Diyorlar ki, hak ve özgürlük, uygulamayı göster bize ne yaptınız hak ve özgürlükte. Tekme tokat dışarı attınız. Kendi milletvekilin genel başkan yardımcın ikna odalarında bizim yavrularımızın başörtülerini çıkartarak o odalara aldılar. Bunları yaşadık, bunları gördük. Burası halkının yüzde 99’u Müslüman olan Türkiye. Burada bunları yaptınız. Şimdi bunlardan artık sıyırdık. Şimdi özgürlük var. Şimdi hürriyet var. Eğitimde öğretimde hamdolsun bunu yakaladık. Hatırlayın şimdi buradan farklı bir yere geçiyorum. Harç meselesi, harçlardan dolayı öğrenciler sürekli boykot yapıyordu. Harçları kim kaldırdı biz kaldırdık. Şu anda öğrencilerin harç diye bir sorunu var mı? Yok, bitti o iş. Mevcut yüksek öğretim yurtları taleplere cevap veremiyor diye bağırıp durdular. İnsap edin, şu anda bizim 850 bin öğrenci kapasiteli yurtlarımız var. İhtiyaçlara rahatlıkla cevap verir haldeyiz. Talep yok, bu noktaya geldik. Ne diyordu bir tanesi; Ben bir yılda bu sorunu çözerim diyordu. Hayatınız yalan, akşam yalan, sabah yalan. Biz uygulamadayız, uygulamada.

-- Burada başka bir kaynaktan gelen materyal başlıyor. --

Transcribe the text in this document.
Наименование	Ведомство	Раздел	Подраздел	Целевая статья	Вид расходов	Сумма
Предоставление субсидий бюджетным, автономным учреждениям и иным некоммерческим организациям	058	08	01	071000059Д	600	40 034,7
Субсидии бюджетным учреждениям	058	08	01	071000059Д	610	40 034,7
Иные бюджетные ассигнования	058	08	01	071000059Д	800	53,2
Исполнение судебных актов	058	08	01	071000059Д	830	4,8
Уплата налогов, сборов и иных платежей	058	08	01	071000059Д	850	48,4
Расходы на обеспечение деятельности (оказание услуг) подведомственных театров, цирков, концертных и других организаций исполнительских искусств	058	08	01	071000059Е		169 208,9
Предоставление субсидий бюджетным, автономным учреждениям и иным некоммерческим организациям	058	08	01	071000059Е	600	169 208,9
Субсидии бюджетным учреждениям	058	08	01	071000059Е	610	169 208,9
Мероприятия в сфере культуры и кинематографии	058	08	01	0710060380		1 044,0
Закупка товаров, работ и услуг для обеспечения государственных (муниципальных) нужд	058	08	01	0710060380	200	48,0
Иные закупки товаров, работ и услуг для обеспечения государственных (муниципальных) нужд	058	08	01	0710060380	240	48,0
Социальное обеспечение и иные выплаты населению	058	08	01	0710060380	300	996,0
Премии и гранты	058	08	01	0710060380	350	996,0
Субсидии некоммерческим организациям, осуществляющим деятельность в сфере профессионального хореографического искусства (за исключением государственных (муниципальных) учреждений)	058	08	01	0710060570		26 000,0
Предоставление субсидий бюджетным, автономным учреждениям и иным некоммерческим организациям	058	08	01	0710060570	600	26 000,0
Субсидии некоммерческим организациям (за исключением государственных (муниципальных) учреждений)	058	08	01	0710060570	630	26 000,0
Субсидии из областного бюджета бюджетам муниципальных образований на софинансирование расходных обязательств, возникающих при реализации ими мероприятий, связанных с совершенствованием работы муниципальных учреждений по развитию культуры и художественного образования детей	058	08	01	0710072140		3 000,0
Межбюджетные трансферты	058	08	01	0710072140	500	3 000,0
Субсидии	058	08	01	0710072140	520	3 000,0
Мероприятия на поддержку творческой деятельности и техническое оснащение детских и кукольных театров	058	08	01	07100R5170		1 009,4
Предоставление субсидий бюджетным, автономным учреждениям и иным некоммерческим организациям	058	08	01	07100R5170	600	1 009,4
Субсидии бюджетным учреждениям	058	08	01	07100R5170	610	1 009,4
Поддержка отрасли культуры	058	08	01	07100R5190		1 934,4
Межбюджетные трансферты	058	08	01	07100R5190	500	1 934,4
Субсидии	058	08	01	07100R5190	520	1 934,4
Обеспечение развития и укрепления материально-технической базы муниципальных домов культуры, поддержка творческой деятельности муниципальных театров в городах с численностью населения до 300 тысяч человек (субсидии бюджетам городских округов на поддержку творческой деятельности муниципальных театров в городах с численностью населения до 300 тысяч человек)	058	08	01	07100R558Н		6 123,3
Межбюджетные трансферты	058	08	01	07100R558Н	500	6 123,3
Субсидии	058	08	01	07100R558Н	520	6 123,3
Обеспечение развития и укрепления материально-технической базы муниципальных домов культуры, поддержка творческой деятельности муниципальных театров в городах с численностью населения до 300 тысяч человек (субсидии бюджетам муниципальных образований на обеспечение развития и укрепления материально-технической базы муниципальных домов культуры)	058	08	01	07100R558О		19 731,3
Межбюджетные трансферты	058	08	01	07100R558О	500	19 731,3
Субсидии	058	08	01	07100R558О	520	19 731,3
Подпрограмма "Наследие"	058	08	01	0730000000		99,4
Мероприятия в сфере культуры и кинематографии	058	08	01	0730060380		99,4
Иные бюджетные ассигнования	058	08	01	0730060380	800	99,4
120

Şu anda modern yurt binalarımız, bütün bunlarla beraber üniversitelerimiz hepsi birbirinden güzel. Şu anda dünyaya örnek gösterebileceğimiz alt yapısıyla herşeyiyle hamdolsun üniversitelerimiz var. Orta öğretimde okullarımız var. Buralara geldik. Attığımız adımlarla Türkiye’ye ve Türk üniversitelerine yakışmayan bu kötü manzaraya biz son verdik. Başörtüsü meselesini orta öğretim dahil tüm eğitim kurumlarımız ile kamu kuruluşlarında çözüme kavuşturduk. Şimdi Meclis’e bugün inşallah Kabine toplantımız var. Anayasa değişikliği teklifimizle bu temel hak özgürlüğünü Anayasal güvence altına alma teklifimizi getireceğiz. Hadi bakalım, çünkü yasal düzenlemeye ihtiyaç yok ki, yasal düzenlemeye şu anda ihtiyaç yokken çıktı yasal düzenleme yapalım dedi. Yasal düzenlemeye ihtiyaç yok, senin yanında hiç hukukçu yok mu? Bu işler aşıldı artık. Şimdi burada yapılması gereken bir şey var. Eğer samimiysen, eğer dürüstsen gel Anayasa değişikliğini yapalım ve bunu tamamen masadan kaldıralım.